According to Wolf, that very schedule is another reason why hockey is still a non-school sanctioned sport. Wolf said due to the fact that many schools in the area do not have a hockey team, the teams at this school must travel long distances to play their opponents.
“There aren’t a lot of schools that have hockey,” Wolf said, “and therefore to develop the schedule, frequently you have teams traveling long distances to play their contests, which (the school would) rather not do if we can help it.”
According to Wolf, however, hockey can become school-sanctioned if the IHSAA adopts hockey as a sport.
“Once the IHSAA adopts a sport, it’s automatically reviewed by the school to see if it should be adopted, and frequently, it has been,” Wolf said.
Another way a sport can be school-sanctioned, Wolf said, is if the leadership organization of the sport contacts the athletics department and discusses ways for the sport to be implemented into the school’s other school-sanctioned sports and schedules.

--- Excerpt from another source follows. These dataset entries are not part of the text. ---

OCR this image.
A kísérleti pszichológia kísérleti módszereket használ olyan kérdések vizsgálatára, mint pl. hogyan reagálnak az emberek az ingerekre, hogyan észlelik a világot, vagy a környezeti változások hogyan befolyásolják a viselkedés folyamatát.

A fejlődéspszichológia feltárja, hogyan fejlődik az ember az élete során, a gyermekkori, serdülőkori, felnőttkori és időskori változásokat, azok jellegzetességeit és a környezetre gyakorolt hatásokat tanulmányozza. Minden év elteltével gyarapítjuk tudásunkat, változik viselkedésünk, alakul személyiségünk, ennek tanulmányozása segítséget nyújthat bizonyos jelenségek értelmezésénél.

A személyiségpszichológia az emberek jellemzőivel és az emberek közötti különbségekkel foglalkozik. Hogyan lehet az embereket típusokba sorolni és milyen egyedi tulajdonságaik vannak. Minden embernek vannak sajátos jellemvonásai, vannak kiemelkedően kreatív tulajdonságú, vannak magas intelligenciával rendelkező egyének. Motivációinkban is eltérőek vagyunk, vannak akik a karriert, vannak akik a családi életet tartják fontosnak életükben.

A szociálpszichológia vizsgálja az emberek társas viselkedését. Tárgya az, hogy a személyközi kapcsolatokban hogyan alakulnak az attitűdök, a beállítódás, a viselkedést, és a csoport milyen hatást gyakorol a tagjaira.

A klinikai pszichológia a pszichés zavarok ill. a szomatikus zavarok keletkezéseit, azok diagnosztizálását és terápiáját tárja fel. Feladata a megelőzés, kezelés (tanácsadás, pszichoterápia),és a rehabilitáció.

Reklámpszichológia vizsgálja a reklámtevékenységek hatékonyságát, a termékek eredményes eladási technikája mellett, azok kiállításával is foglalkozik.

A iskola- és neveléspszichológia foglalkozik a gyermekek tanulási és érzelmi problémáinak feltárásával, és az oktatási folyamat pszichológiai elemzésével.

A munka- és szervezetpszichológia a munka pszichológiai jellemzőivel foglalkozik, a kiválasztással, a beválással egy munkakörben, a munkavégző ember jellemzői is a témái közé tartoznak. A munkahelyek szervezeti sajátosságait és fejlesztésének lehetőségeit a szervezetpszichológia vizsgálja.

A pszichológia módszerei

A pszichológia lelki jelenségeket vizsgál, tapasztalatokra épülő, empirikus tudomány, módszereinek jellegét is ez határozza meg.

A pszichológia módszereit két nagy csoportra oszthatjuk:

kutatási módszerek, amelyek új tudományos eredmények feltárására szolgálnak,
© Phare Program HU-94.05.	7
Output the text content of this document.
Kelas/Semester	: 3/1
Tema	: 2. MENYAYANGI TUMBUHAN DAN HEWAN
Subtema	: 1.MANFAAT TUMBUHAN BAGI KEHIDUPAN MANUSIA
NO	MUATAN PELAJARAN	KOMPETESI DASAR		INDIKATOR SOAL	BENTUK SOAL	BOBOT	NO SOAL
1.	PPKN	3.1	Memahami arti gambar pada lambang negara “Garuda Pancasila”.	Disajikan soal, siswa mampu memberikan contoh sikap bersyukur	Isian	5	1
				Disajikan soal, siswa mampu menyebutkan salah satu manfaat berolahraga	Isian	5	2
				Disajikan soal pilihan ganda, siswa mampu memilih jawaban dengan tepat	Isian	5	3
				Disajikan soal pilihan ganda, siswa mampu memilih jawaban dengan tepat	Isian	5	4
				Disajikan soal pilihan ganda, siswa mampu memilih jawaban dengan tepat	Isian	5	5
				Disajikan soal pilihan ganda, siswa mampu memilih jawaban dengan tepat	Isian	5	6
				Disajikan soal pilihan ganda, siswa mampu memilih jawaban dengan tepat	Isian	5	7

One recent sport that followed those protocols was lacrosse.
Wolf said, “(Lacrosse’s leadership organization) began a dialogue about three years ago with us and discussed what kinds of things they needed to do over a three-year period to get more in line with other school-sanctioned sports.”
But communication is not the only consideration, according to Wolf. For example, Wolf said members of the hockey leadership organization started asking the department long ago to be school-sanctioned, but they still have not been approved.
Despite the reasons and factors that come into play, Cheslock said he hopes in the future his sport will become school-sanctioned.
Cheslock said, “I hope in the near future hockey is school and state-sanctioned so we get cheaper team fees, better ice time and more support from our student body.”